Corporate fraud
Introduction
In the contemporary world, money is stolen from corporations by use of the pen to the extent of creating a significant problem. Globalization has created a dynamic business environment that is characterized by increased competition for profits and market expansion. Stock prices act as an indicator for corporate performance, and this results in undesirable but intentional corporate fraud by business managers. According to the Standard on Auditing (2004), fraud is defined as the use of deception by an individual with managerial and governance responsibility to attain an unfair and unlawful competitive advantage. As such, corporate fraud is an intentional act to possess money, property, and enjoy corporate advantage through illegal means (Singleton & Singleton, 2010). Therefore, corporate fraud exists where there is a false statement, knowledge of management, strong belief, and financial damage (Golden et al., 2016).
In a business organization, corporate fraud occurs through embezzlement of assets, corruption, and provision of false financial statements (ACFE, 2014). Asset misappropriation is a type of corporate fraud that is undertaken by employees, and it results in misuse of the company’s assets. Additionally, financial misstatement is a deliberate false representation of materials that is being conducted by manipulating revenue, hiding liabilities, and failure to disclose beneficial information to the organization. The management propagates financial management fraud, and this makes its detection to become complex (Razaee, 2015). Parmalat, Olympus, Enron, and HIH are global examples of financial statement fraud. ACFE (2014) has reported that business organizations lose about 5% of revenue because of corporate fraud. Additionally, corporate frauds affect investors’ confidence within economy capital market.
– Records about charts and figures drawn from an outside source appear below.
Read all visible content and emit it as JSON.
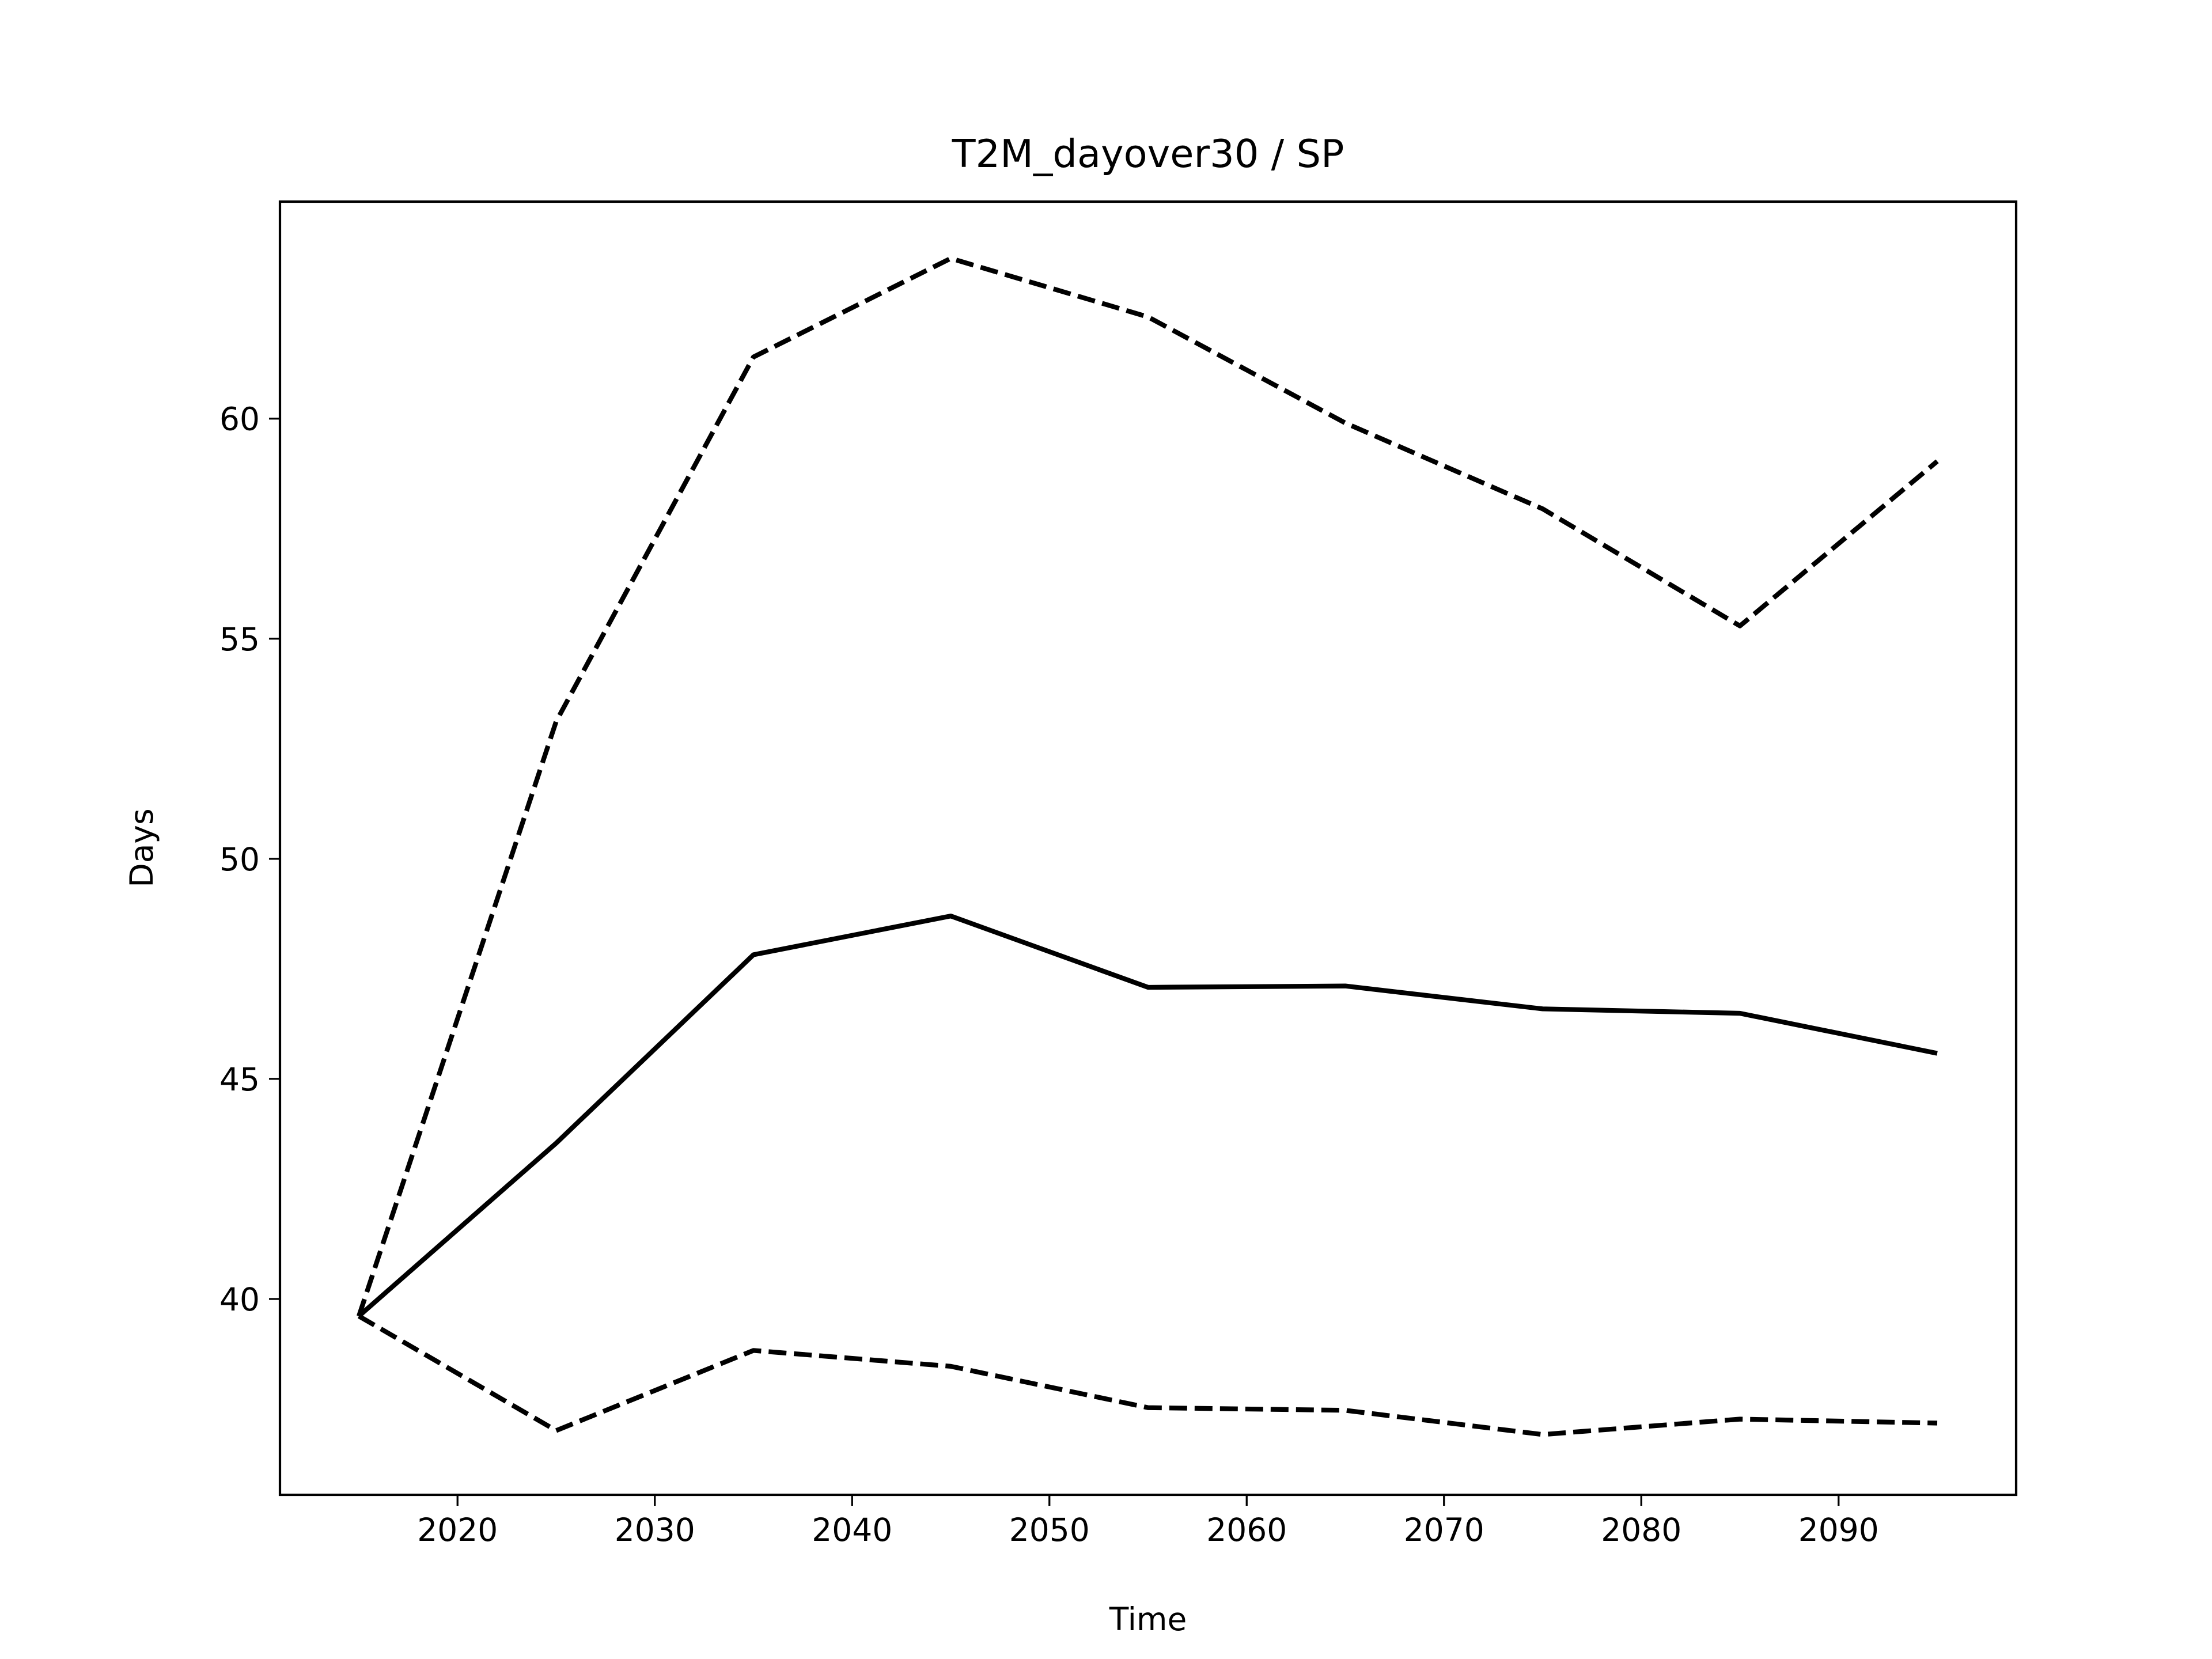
{
  "chart_data": {
    "type": "line",
    "title": "T2M_dayover30 / SP",
    "x_label": "Time",
    "y_label": "Days",
    "x": [
      2015,
      2025,
      2035,
      2045,
      2055,
      2065,
      2075,
      2085,
      2095
    ],
    "series": [
      {
        "color": "#000000",
        "dash": false,
        "values": [
          39.61,
          43.54,
          47.82,
          48.7,
          47.08,
          47.11,
          46.59,
          46.49,
          45.58
        ]
      },
      {
        "color": "#000000",
        "dash": true,
        "values": [
          39.61,
          53.12,
          61.4,
          63.64,
          62.31,
          59.9,
          57.95,
          55.29,
          59.03
        ]
      },
      {
        "color": "#000000",
        "dash": true,
        "values": [
          39.61,
          37.01,
          38.83,
          38.47,
          37.53,
          37.47,
          36.92,
          37.27,
          37.18
        ]
      }
    ],
    "xlim": [
      2011,
      2099
    ],
    "xticks": [
      2020,
      2030,
      2040,
      2050,
      2060,
      2070,
      2080,
      2090
    ],
    "ylim": [
      35.55,
      64.93
    ],
    "yticks": [
      40,
      45,
      50,
      55,
      60
    ],
    "grid": false
  }
}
Currently, the global market has seen a rapid increase in corporate fraud cases. As such, stakeholders need to identify red flags as a way of detecting fraud and apply control measures. Detection and management of corporate fraud is achieved through implementing internal controls, proper governance, zero-tolerance to fraud, increased whistleblowing, and application of surveillance tools. Technology development has provided forensic accounting as a scientific approach to detecting and preventing corporate fraud (Singleton & Singleton, 2010). Here, accounting, auditing, and investigation are integrated and performed with a cynical attitude to identify fraud (Mukoro et al., 2013). Therefore, it is important to research about corporate fraud.